В мире тысячи Веселовых. И то, что Настя когда-то рассказывала, что живет с мамой и братом, а отец погиб, Глеба не задело. Даже не царапнуло. Видимо, психотерапия сработала там, где работать должна была бдительность.

Когда он просил найти работу Веселовой старшей, даже на имя Настиной мамы внимания не обратил. Просто положился на Марка, и все.

А теперь все пазлы состыковывались, издевательски демонстрируя, какой же он дурак.

Как она попала в его Бабочку? Как он заметил ее взглядом? Почему его так повернуло именно на ней? Заклинило, и теперь же не отпустит. Почему они с Лешей тогда все же поменялись, если это было действительно так? Будь он за рулем, смог бы избежать аварии? Спасся бы Владимир? Выжил бы друг? Как сложилась бы его жизнь? А ее? Они встретились бы? По нормальному?

Затрезвонил телефон, Глеб достал его из кармана, посмотрел на экран, стирая капли, хмыкнул, скинул.

В последнее время, он брал только неизвестные. Веря, что по одному из них может позвонить Настя. Зачем? А черт его знает, может, чтоб снова послать, сказать, что достал до зубовного скрежета, что если еще раз увидит его рядом со своим подъездом, вызовет наряд. Ему надо было хотя бы просто голос ее услышать, а сам он молчал бы. Что сказать? Он уже пытался извиниться, объясниться, а выглядело, будто оправдывался. Причем оправдывался глупо. Она права – отца ей это не вернет.

Ей ничего не вернет отца, чью жизнь забрал его мотоцикл.

Небо разразилось очередной вспышкой, а потом ливень зарядил еще сильней. Глеба это заботило мало.
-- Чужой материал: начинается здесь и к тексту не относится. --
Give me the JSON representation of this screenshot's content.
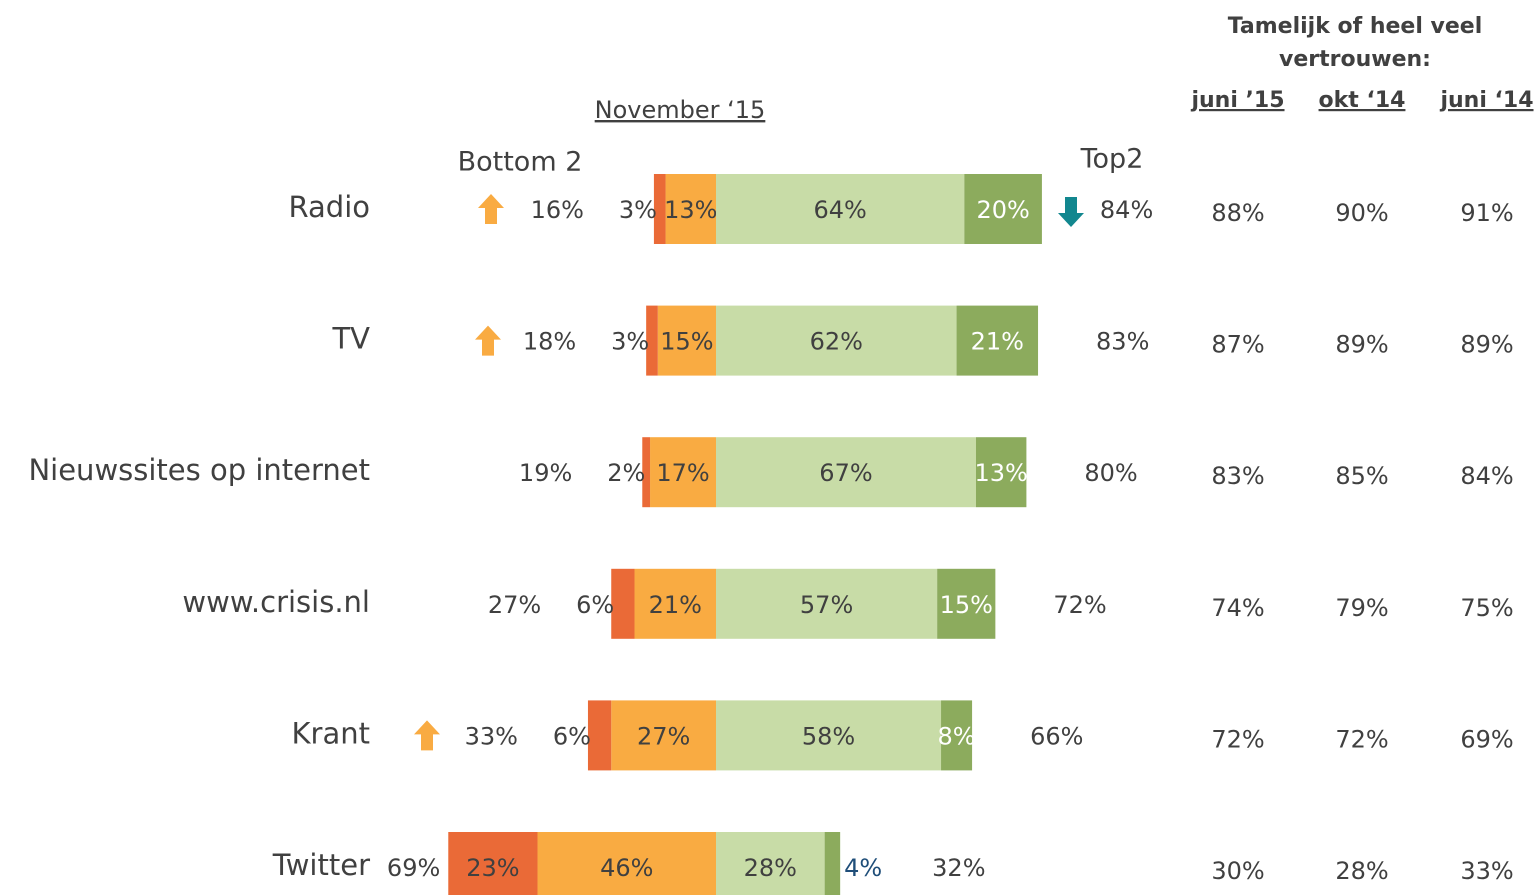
{
  "chart_data": {
    "type": "diverging-bar",
    "subtitle": "November ‘15",
    "categories": [
      "Radio",
      "TV",
      "Nieuwssites op internet",
      "www.crisis.nl",
      "Krant",
      "Twitter"
    ],
    "series": [
      {
        "color": "#ea6a37",
        "side": "negative",
        "values": [
          3,
          3,
          2,
          6,
          6,
          23
        ],
        "value_labels": [
          "3%",
          "3%",
          "2%",
          "6%",
          "6%",
          "23%"
        ]
      },
      {
        "color": "#f9ab42",
        "side": "negative",
        "values": [
          13,
          15,
          17,
          21,
          27,
          46
        ],
        "value_labels": [
          "13%",
          "15%",
          "17%",
          "21%",
          "27%",
          "46%"
        ]
      },
      {
        "color": "#c8dca7",
        "side": "positive",
        "values": [
          64,
          62,
          67,
          57,
          58,
          28
        ],
        "value_labels": [
          "64%",
          "62%",
          "67%",
          "57%",
          "58%",
          "28%"
        ]
      },
      {
        "color": "#8cab5d",
        "side": "positive",
        "values": [
          20,
          21,
          13,
          15,
          8,
          4
        ],
        "value_labels": [
          "20%",
          "21%",
          "13%",
          "15%",
          "8%",
          "4%"
        ]
      }
    ],
    "bottom2": {
      "title": "Bottom 2",
      "values": [
        16,
        18,
        19,
        27,
        33,
        69
      ],
      "value_labels": [
        "16%",
        "18%",
        "19%",
        "27%",
        "33%",
        "69%"
      ]
    },
    "top2": {
      "title": "Top2",
      "values": [
        84,
        83,
        80,
        72,
        66,
        32
      ],
      "value_labels": [
        "84%",
        "83%",
        "80%",
        "72%",
        "66%",
        "32%"
      ]
    }
  },
  "comparison": {
    "title": "Tamelijk of heel veel vertrouwen:",
    "columns": [
      {
        "label": "juni ’15",
        "values": [
          88,
          87,
          83,
          74,
          72,
          30
        ],
        "value_labels": [
          "88%",
          "87%",
          "83%",
          "74%",
          "72%",
          "30%"
        ]
      },
      {
        "label": "okt ‘14",
        "values": [
          90,
          89,
          85,
          79,
          72,
          28
        ],
        "value_labels": [
          "90%",
          "89%",
          "85%",
          "79%",
          "72%",
          "28%"
        ]
      },
      {
        "label": "juni ‘14",
        "values": [
          91,
          89,
          84,
          75,
          69,
          33
        ],
        "value_labels": [
          "91%",
          "89%",
          "84%",
          "75%",
          "69%",
          "33%"
        ]
      }
    ]
  }
}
Вот уже четвертый день он с самого утра занимал одну из лавок у ее подъезда, садился на спинку, нервно постукивая подошвой кроссовка по сиденью, набрасывал на голову капюшон, который тут же промокал, а потом капли стекали уже по волосам.

Он не хотел вызвать в ней жалость. Хотел просто, чтоб вышла и позволила вновь попытаться сказать... хоть что-то. Исправить все... хоть как-то. Что? Как? Глеб не знал.
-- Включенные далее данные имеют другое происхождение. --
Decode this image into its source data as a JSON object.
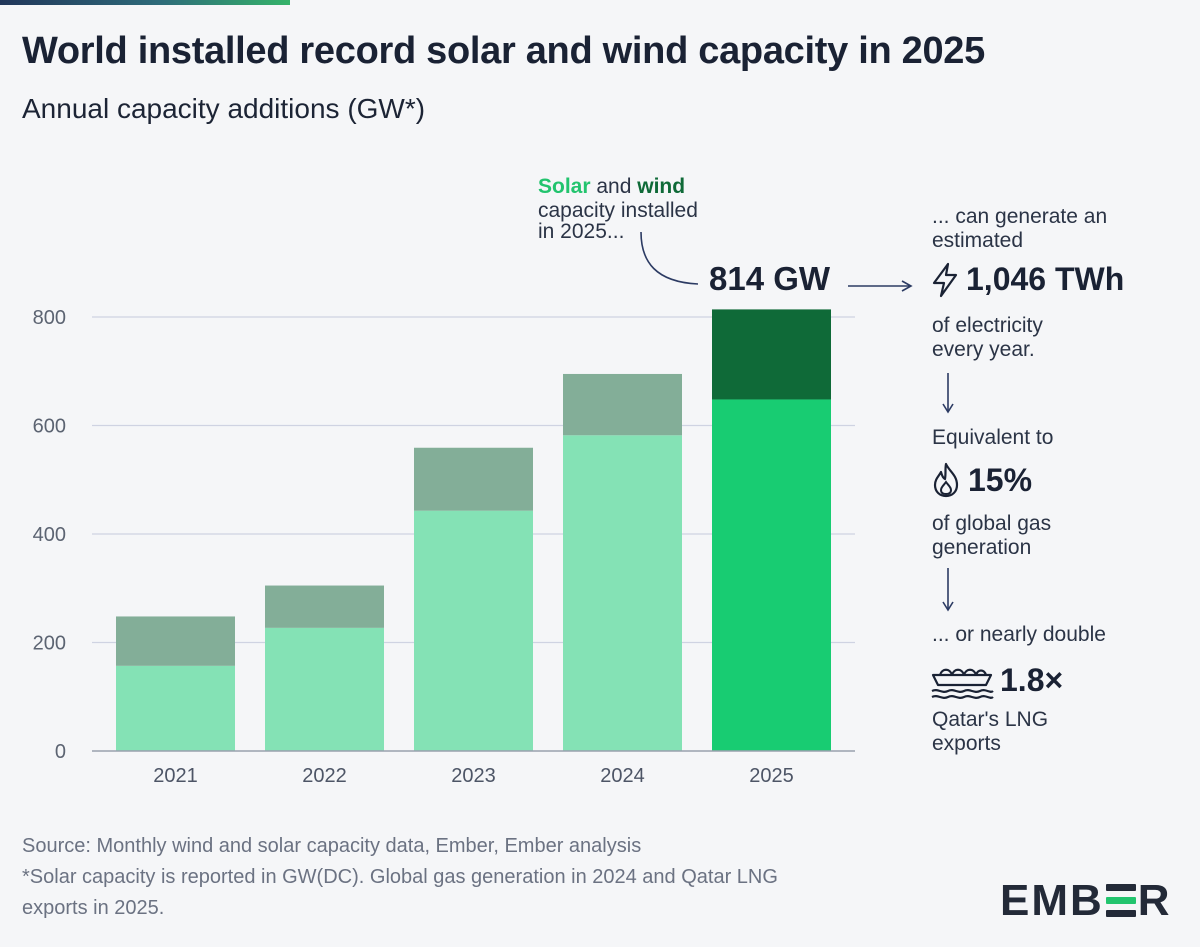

Она не выходила. Сделала перевод на имя фирмы, о котором ему сообщили в тот же день, а потом перестала брать трубку, не выходила и не входила в подъезд, не связывалась ни с Аминой, ни с Пирожком, ни с одной из девочек.

Конечно, он мог бы и сам подняться, постучаться, попытаться... Хотя кому он врет? Не мог бы. Нет у него права врываться в жизнь тех, кому он сам же ее когда-то хорошенько сломал. Права нет, но уйти он тоже не мог.

Снова телефон заорал – звонил Марк. Видно, друг чувствовал неладное, но говориться сейчас Глеб не был готов ни с кем. Разве что с Настей, но она не захочет.

 

***

– Снова сидит? – Наталья вошла в кухню, облокотилась о рабочую поверхность столешницы, боясь подойти ближе к окну. Причем даже не знала, чего так боится. Возненавидеть еще сильней или... пожалеть?

Настя уехала три дня тому. Иногда звонила Антонина Николаевна, рассказывала, как у них дела. Дела были... дрянь. Настя мучилась, но держала все в себе, а бабушка не могла сделать с этим практически ничего. Пыталась отвлечь, поговорить, сковырнуть корку на ране, но младшая Веселова уходила в себя или убегала гулять.

Это могло длиться неделями, а то и месяцами, все понимали, что нужно что-то делать, вот только что?

– Сидит, – Андрей же, смотрел вниз, прижимаясь лбом к стеклу.

Северов его бесил. Бесил, потому что из-за него страдала Настя, страдала мама, а папы вообще больше не было.

Видеть, как он мокнет под подъездом, было не жалко. Что его холод и сырость, по сравнению с тем, как он вывернул душу обитателям этого дома?

Вот только в отличие от мамы, чьи глаза застилала боль и горе, Андрей понимал, что продолжаться так не может. И с этим нужно делать не что-то, а решать.